[Community] Add pipeline for CLIPSeg x Stable Diffusion

NielsRogge commented 1 year ago

Model/Pipeline/Scheduler description

We've just added CLIPSeg to the 🤗 Transformers library, making it possible to use CLIPSeg in a few lines of code as shown in this notebook. The model is a minimal extension of CLIP for zero-shot and one-shot image segmentation.

It'd be great to create a new pipeline that leverages it for text-based (prompt) image inpainting. This way, people can just type whatever they want to inpaint in an image with a model like Stable Diffusion.

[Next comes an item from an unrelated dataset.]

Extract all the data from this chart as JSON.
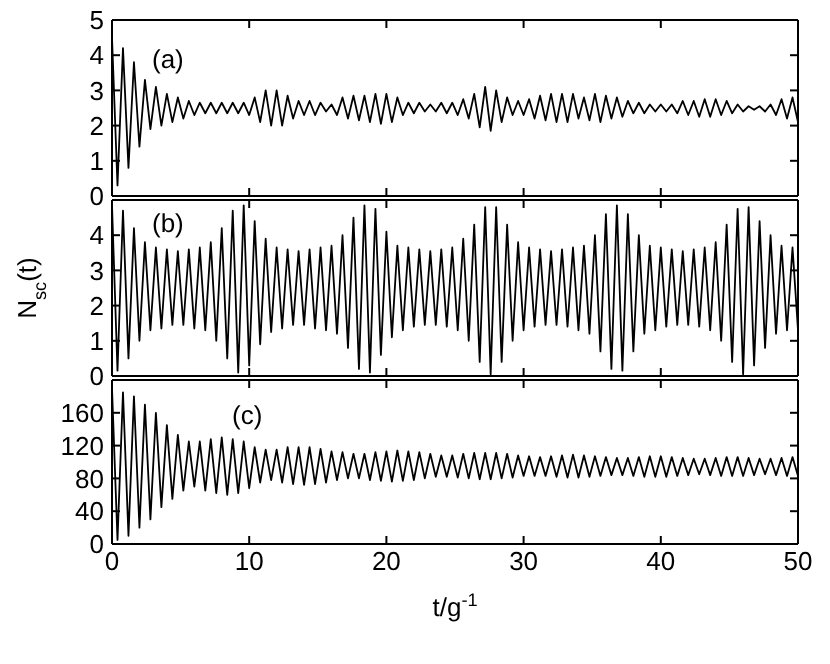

The idea of leveraging CLIPSeg was proposed here: https://github.com/amrrs/stable-diffusion-prompt-inpainting.

Open source status

[X] The model implementation is available
[X] The model weights are available (Only relevant if addition is not a scheduler).

Provide useful links for the implementation

CLIPSeg is available here: https://huggingface.co/docs/transformers/main/en/model_doc/clipseg.

dblunk88 commented 1 year ago

nice! This could be combined with inpainting to potentially (more accurately) replace existing things in an image.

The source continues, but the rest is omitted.